Sermons
4th March 2007 - Lent 2
Our collect today asks God to grant to those who are called into the fellowship of Christ’s religion the grace to reject everything contrary to their calling and to follow all that is in accord, or agreeable, with their religion. We may well ask, how are we to know? How should we discern what is contrary and what is agreeable. This is an acute question for the Anglican church as it plays out in public an unedifying series of disputes between parties within the church which seem to have widely different views on what might be agreeable and what might be contrary. But are the questions disputed between different shades of Anglicans the sort that the collect is talking about? Does it really all hang on whether women can be bishops and whether gay people can be treated with the dignity and respect that all deserve equally? The collect I think is prayed at a much deeper level of contrariness and agreeability, it is prayed at the level of faith. And our readings can shed some light on how to understand this prayer and I guiding us towards the three chief actions and attributes that are agreeable with the Christian profession.
First, a Christian is called to believe. Not, that is, to a fully formed understanding of the doctrines of the church or a capability to understand the Bible through the necessary lenses of modern scholarship, nor to have in place a clean moral slate. Belief is offered as a gift from God and is rarely received simply through study of the Bible, or study of the Church, or through living a life of moral probity. Trust in God can very often begin as a tentative inclination felt within, a very precious and easily damaged notion that there may be an underlying principle and order that unites the creation in which we find ourselves, almost it seems, finds ourselves by chance. And this feeling that it may be possible to trust in something far surpassing our own understanding, but characterised by something we recognise as love, grows stronger over time - much as the use of muscles develops them over time. The instinct to trust in God is nurtured by repeated efforts to let go of self and be gently invaded by the divine. Consider Abram in the Old Testament reading today, failing to trust God, failing to let go of self, worrying about his legacy to the people of God. God takes Abram outside and shows him the stars, the stars which were flung out into sky by his own hands at the moment of creation, and he says your legacy will be the people of God, more numerous than you can possibly imagine, more than you can count.

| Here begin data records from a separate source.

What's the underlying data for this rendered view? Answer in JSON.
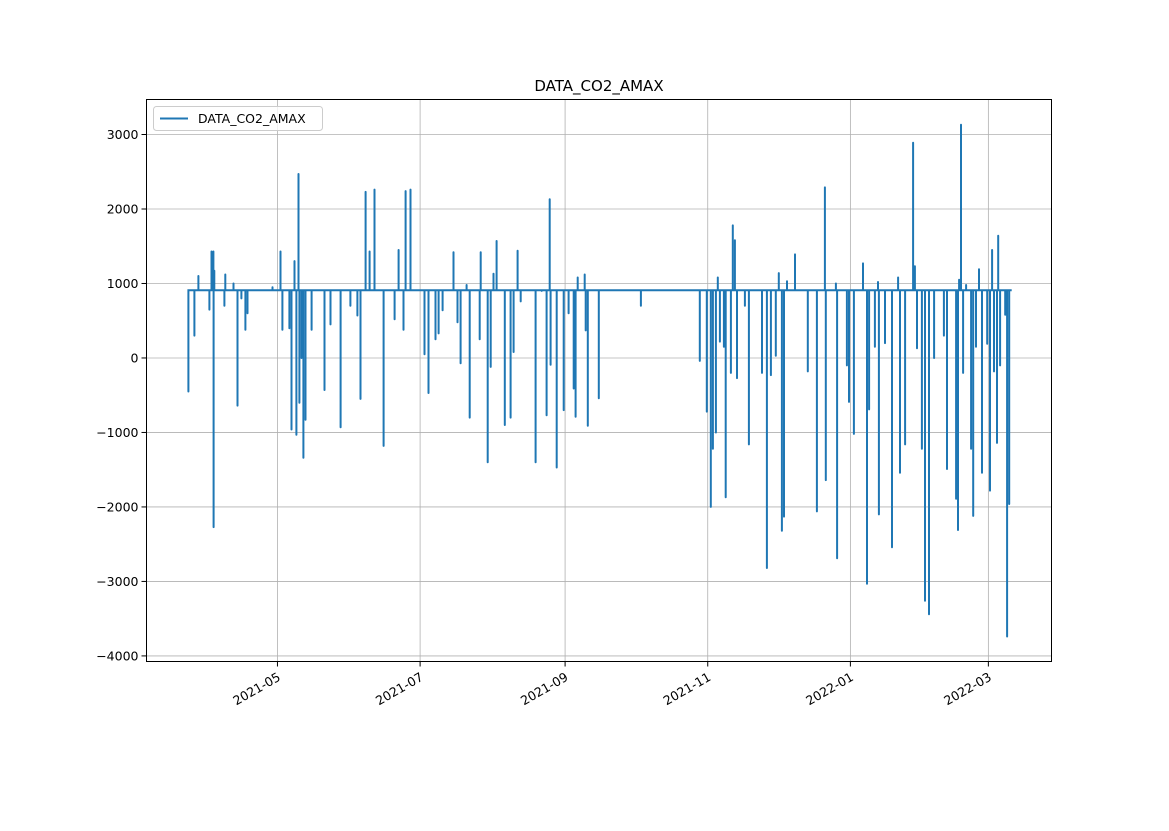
{
  "chart_data": {
    "type": "line",
    "title": "DATA_CO2_AMAX",
    "xlabel": "",
    "ylabel": "",
    "x_unit": "days since 2021-05-01",
    "xlim": [
      -56,
      331
    ],
    "ylim": [
      -4075,
      3470
    ],
    "grid": true,
    "legend": {
      "placement": "top-left",
      "entries": [
        "DATA_CO2_AMAX"
      ]
    },
    "color": "#1f77b4",
    "x_ticks": [
      {
        "value": 0,
        "label": "2021-05"
      },
      {
        "value": 61,
        "label": "2021-07"
      },
      {
        "value": 123,
        "label": "2021-09"
      },
      {
        "value": 184,
        "label": "2021-11"
      },
      {
        "value": 245,
        "label": "2022-01"
      },
      {
        "value": 304,
        "label": "2022-03"
      }
    ],
    "y_ticks": [
      {
        "value": 3000,
        "label": "3000"
      },
      {
        "value": 2000,
        "label": "2000"
      },
      {
        "value": 1000,
        "label": "1000"
      },
      {
        "value": 0,
        "label": "0"
      },
      {
        "value": -1000,
        "label": "−1000"
      },
      {
        "value": -2000,
        "label": "−2000"
      },
      {
        "value": -3000,
        "label": "−3000"
      },
      {
        "value": -4000,
        "label": "−4000"
      }
    ],
    "series": [
      {
        "name": "DATA_CO2_AMAX",
        "baseline": 910,
        "x_start": -38.5,
        "x_end": 314,
        "spikes": [
          [
            -38.1,
            -450
          ],
          [
            -35.5,
            300
          ],
          [
            -33.8,
            1100
          ],
          [
            -29.1,
            650
          ],
          [
            -28.2,
            1430
          ],
          [
            -27.4,
            1430
          ],
          [
            -27.3,
            -2270
          ],
          [
            -27.0,
            1170
          ],
          [
            -22.7,
            700
          ],
          [
            -22.3,
            1120
          ],
          [
            -18.8,
            1000
          ],
          [
            -17.1,
            -640
          ],
          [
            -15.4,
            800
          ],
          [
            -13.7,
            380
          ],
          [
            -12.8,
            600
          ],
          [
            -2.1,
            950
          ],
          [
            1.3,
            1430
          ],
          [
            2.1,
            380
          ],
          [
            5.1,
            400
          ],
          [
            6.0,
            -960
          ],
          [
            7.3,
            1300
          ],
          [
            8.1,
            -1030
          ],
          [
            9.0,
            2470
          ],
          [
            9.4,
            -600
          ],
          [
            10.3,
            0
          ],
          [
            11.1,
            -1340
          ],
          [
            12.0,
            -830
          ],
          [
            14.6,
            380
          ],
          [
            20.1,
            -430
          ],
          [
            22.7,
            450
          ],
          [
            27.0,
            -930
          ],
          [
            31.2,
            700
          ],
          [
            34.2,
            570
          ],
          [
            35.5,
            -550
          ],
          [
            37.7,
            2230
          ],
          [
            39.4,
            1430
          ],
          [
            41.5,
            2260
          ],
          [
            45.4,
            -1180
          ],
          [
            50.1,
            520
          ],
          [
            51.8,
            1450
          ],
          [
            53.9,
            380
          ],
          [
            54.8,
            2240
          ],
          [
            56.9,
            2260
          ],
          [
            62.9,
            50
          ],
          [
            64.6,
            -470
          ],
          [
            67.6,
            250
          ],
          [
            68.9,
            330
          ],
          [
            70.6,
            640
          ],
          [
            75.3,
            1420
          ],
          [
            77.0,
            480
          ],
          [
            78.3,
            -70
          ],
          [
            80.9,
            980
          ],
          [
            82.2,
            -800
          ],
          [
            86.5,
            250
          ],
          [
            86.9,
            1420
          ],
          [
            89.9,
            -1400
          ],
          [
            91.2,
            -120
          ],
          [
            92.4,
            1130
          ],
          [
            93.7,
            1570
          ],
          [
            97.2,
            -900
          ],
          [
            99.7,
            -800
          ],
          [
            101.0,
            80
          ],
          [
            102.7,
            1440
          ],
          [
            104.0,
            760
          ],
          [
            110.4,
            -1400
          ],
          [
            113.0,
            900
          ],
          [
            115.1,
            -770
          ],
          [
            116.4,
            2130
          ],
          [
            116.8,
            -90
          ],
          [
            119.4,
            -1470
          ],
          [
            122.4,
            -700
          ],
          [
            124.5,
            600
          ],
          [
            126.7,
            -410
          ],
          [
            127.5,
            -790
          ],
          [
            128.4,
            1080
          ],
          [
            131.4,
            1120
          ],
          [
            131.8,
            370
          ],
          [
            132.7,
            -910
          ],
          [
            137.4,
            -540
          ],
          [
            155.4,
            700
          ],
          [
            180.6,
            -40
          ],
          [
            183.6,
            -720
          ],
          [
            185.3,
            -2000
          ],
          [
            186.2,
            -1220
          ],
          [
            187.5,
            -1000
          ],
          [
            188.3,
            1080
          ],
          [
            189.2,
            220
          ],
          [
            190.9,
            150
          ],
          [
            191.7,
            -1870
          ],
          [
            193.9,
            -200
          ],
          [
            194.7,
            1780
          ],
          [
            195.6,
            1580
          ],
          [
            196.5,
            -270
          ],
          [
            199.9,
            700
          ],
          [
            201.6,
            -1160
          ],
          [
            207.2,
            -200
          ],
          [
            209.3,
            -2820
          ],
          [
            211.0,
            -230
          ],
          [
            213.1,
            30
          ],
          [
            214.4,
            1140
          ],
          [
            215.7,
            -2320
          ],
          [
            216.6,
            -2130
          ],
          [
            217.9,
            1030
          ],
          [
            221.3,
            1390
          ],
          [
            226.8,
            -180
          ],
          [
            230.7,
            -2060
          ],
          [
            234.1,
            2290
          ],
          [
            234.5,
            -1640
          ],
          [
            238.8,
            1000
          ],
          [
            239.3,
            -2690
          ],
          [
            243.5,
            -100
          ],
          [
            244.4,
            -590
          ],
          [
            246.5,
            -1020
          ],
          [
            250.4,
            1270
          ],
          [
            252.1,
            -3030
          ],
          [
            253.0,
            -690
          ],
          [
            255.5,
            150
          ],
          [
            256.8,
            1020
          ],
          [
            257.2,
            -2100
          ],
          [
            259.8,
            200
          ],
          [
            262.8,
            -2540
          ],
          [
            265.4,
            1080
          ],
          [
            266.2,
            -1540
          ],
          [
            268.4,
            -1160
          ],
          [
            271.8,
            2890
          ],
          [
            272.6,
            1230
          ],
          [
            273.5,
            130
          ],
          [
            275.6,
            -1220
          ],
          [
            276.9,
            -3260
          ],
          [
            278.6,
            -3440
          ],
          [
            280.8,
            0
          ],
          [
            285.0,
            300
          ],
          [
            286.3,
            -1490
          ],
          [
            290.2,
            -1890
          ],
          [
            291.0,
            -2310
          ],
          [
            291.5,
            1050
          ],
          [
            292.3,
            3130
          ],
          [
            293.2,
            -200
          ],
          [
            294.5,
            980
          ],
          [
            296.6,
            -1220
          ],
          [
            297.5,
            -2120
          ],
          [
            298.7,
            150
          ],
          [
            300.0,
            1190
          ],
          [
            301.3,
            -1540
          ],
          [
            303.5,
            190
          ],
          [
            304.7,
            -1780
          ],
          [
            305.6,
            1450
          ],
          [
            306.4,
            -180
          ],
          [
            307.7,
            -1140
          ],
          [
            308.2,
            1640
          ],
          [
            309.0,
            -100
          ],
          [
            311.2,
            580
          ],
          [
            312.0,
            -3740
          ],
          [
            312.9,
            -1960
          ]
        ]
      }
    ]
  }
}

And Abram is brought to his senses, ‘Abram believed the LORD, and he credited it to him as righteousness’. We haven’t got here a story about a man being convinced about the reasonableness of the idea of faith, he is not instructed in the logic and philosophy of theology, but is shown a vision which reminds him to believe God, to trust him. So as Christians we are called first to belief, to trust in God.

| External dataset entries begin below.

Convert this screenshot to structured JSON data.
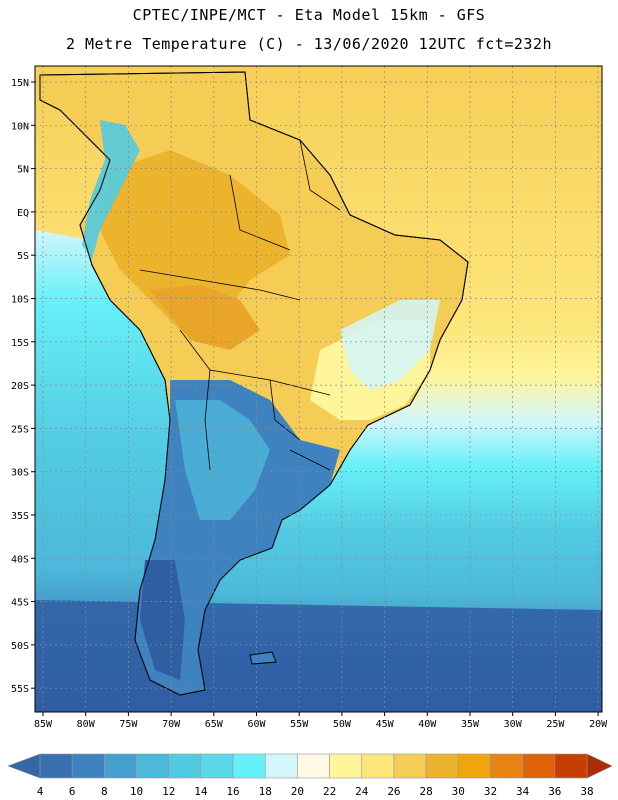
{
  "title_line1": "CPTEC/INPE/MCT -  Eta Model 15km - GFS",
  "title_line2": "2 Metre Temperature (C) - 13/06/2020 12UTC fct=232h",
  "lat_labels": [
    "15N",
    "10N",
    "5N",
    "EQ",
    "5S",
    "10S",
    "15S",
    "20S",
    "25S",
    "30S",
    "35S",
    "40S",
    "45S",
    "50S",
    "55S"
  ],
  "lon_labels": [
    "85W",
    "80W",
    "75W",
    "70W",
    "65W",
    "60W",
    "55W",
    "50W",
    "45W",
    "40W",
    "35W",
    "30W",
    "25W",
    "20W"
  ],
  "colorbar": {
    "labels": [
      "4",
      "6",
      "8",
      "10",
      "12",
      "14",
      "16",
      "18",
      "20",
      "22",
      "24",
      "26",
      "28",
      "30",
      "32",
      "34",
      "36",
      "38"
    ],
    "colors": [
      "#3a6fb0",
      "#3f82c0",
      "#45a0cf",
      "#4cb8da",
      "#52cbe2",
      "#5ad9ea",
      "#66f0f8",
      "#d2f6fc",
      "#fff8e4",
      "#fff59a",
      "#fde67a",
      "#f5cd55",
      "#ecb42c",
      "#f1a60b",
      "#e98413",
      "#de6206",
      "#c73e00"
    ],
    "left_arrow_color": "#3566a6",
    "right_arrow_color": "#ac2d00"
  },
  "colors": {
    "ocean_cold": "#2f5ea3",
    "ocean_mid": "#52cbe2",
    "ocean_warm": "#fde67a",
    "land_hot": "#ecb42c",
    "land_warm": "#f5cd55",
    "andes_cold": "#5ad9ea",
    "patagonia": "#3f82c0",
    "coastline": "#000000",
    "grid": "#8a8a8a"
  }
}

Secondly we are called to hope. That is, not to a rationalised working out of our chances of salvation because like faith, hope is a gift from God. In our second reading St Paul writes to the Christians in Phillippi reminding them that their citizenship in is heaven not on earth. He writes to remind them that their only security is to be found in the patterns of hope we celebrate here in every eucharist, the patterns of hope that we hear through the news of Christ’s death and his resurrection. Through this news, through this death, we are assured that our frail bodies can be transformed to the body of the glory of Christ, and like those first stirrings of faith, the first thoughts of hope beyond what we can see and hear are delicate, easily bruised by the society in which we find ourselves, where we find ourselves almost, it seems, by chance. In a society utterly focussed on the self and its morbidity those first shoots of hope in the eternal nature of God’s call can be all too easily trodden down. You can’t believe that can you? Our society says, you can’t really believe in something greater than yourself can you. Our society says, you are all there is, make the most of yourself, make the most of now. As Christians then we are called to faith, and hope.

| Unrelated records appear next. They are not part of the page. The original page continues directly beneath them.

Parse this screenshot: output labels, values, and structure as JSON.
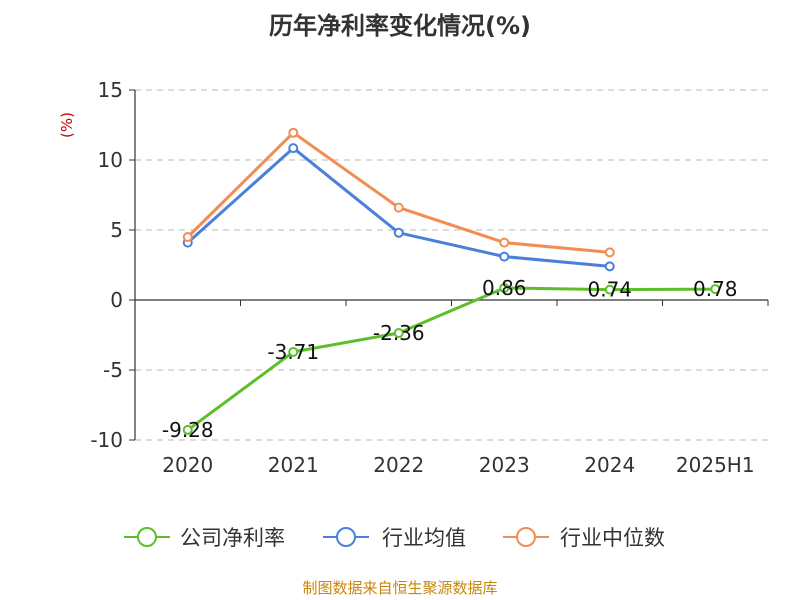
{
  "chart_data": {
    "type": "line",
    "title": "历年净利率变化情况(%)",
    "ylabel": "(%)",
    "xlabel": "",
    "categories": [
      "2020",
      "2021",
      "2022",
      "2023",
      "2024",
      "2025H1"
    ],
    "ylim": [
      -10,
      15
    ],
    "yticks": [
      15,
      10,
      5,
      0,
      -5,
      -10
    ],
    "grid": true,
    "legend": "bottom",
    "series": [
      {
        "name": "公司净利率",
        "color": "#5cbf2a",
        "values": [
          -9.28,
          -3.71,
          -2.36,
          0.86,
          0.74,
          0.78
        ],
        "labels": [
          "-9.28",
          "-3.71",
          "-2.36",
          "0.86",
          "0.74",
          "0.78"
        ]
      },
      {
        "name": "行业均值",
        "color": "#4a7fdb",
        "values": [
          4.1,
          10.85,
          4.8,
          3.1,
          2.4,
          null
        ]
      },
      {
        "name": "行业中位数",
        "color": "#f28c52",
        "values": [
          4.5,
          11.95,
          6.6,
          4.1,
          3.4,
          null
        ]
      }
    ]
  },
  "source_note": "制图数据来自恒生聚源数据库"
}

Thirdly, we are called to love. We are called to mirror the love that God shows he has for us in the actions of his son who says to Jerusalem, the city that will reject him and thrust him onto to the cross, ‘Jerusalem, Jerusalem, how often have I desired to gather you as children together, as a hen gathers her brood under her wings, and you were not willing’. We are called to love by mirroring the actions of a God who again and again seeks to draws us under his wings, a God who desires to shadow us and protect us with a motherly love, a love that is inclusive and embracing, and how often we are not willing!
A small incident recently reminded me of this image. I had gone into a barber shop on North End Road and an old gentleman had just finished his time in the chair. He was standing by the door re-arranging his clothes. But he stayed longer than seemed necessary, and then it became clear that he was methodically searching his pockets, one by one, going through again and again, looking. After about ten minutes he turned back towards the three barbers, big burly men, brisk with their customers but friendly, and when the old man turned around his face was full of tears, he was crying inconsolably and began to try to say that he had left his money at home…but before the words were out each of the three barbers had rushed over to him and put their arms around him and said ‘don’t pay, no need to pay, don’t worry about that’. He was gathered under the wings of the men, they treated him with motherly love.
We are called as Christians to faith, to hope, and to love. And none of these is learnt other than by practice. The constant exercise of faith of hope and of love, are the only ways in which we will become practitioners of Christ’s religion. These are the qualities and characteristics that are agreeable to our Christian profession, they are what make us Christians. In another of St Paul’s letters, the first to the Corinthians he says ‘and now faith, hope, and love abide, these three, and the greatest of these is love’.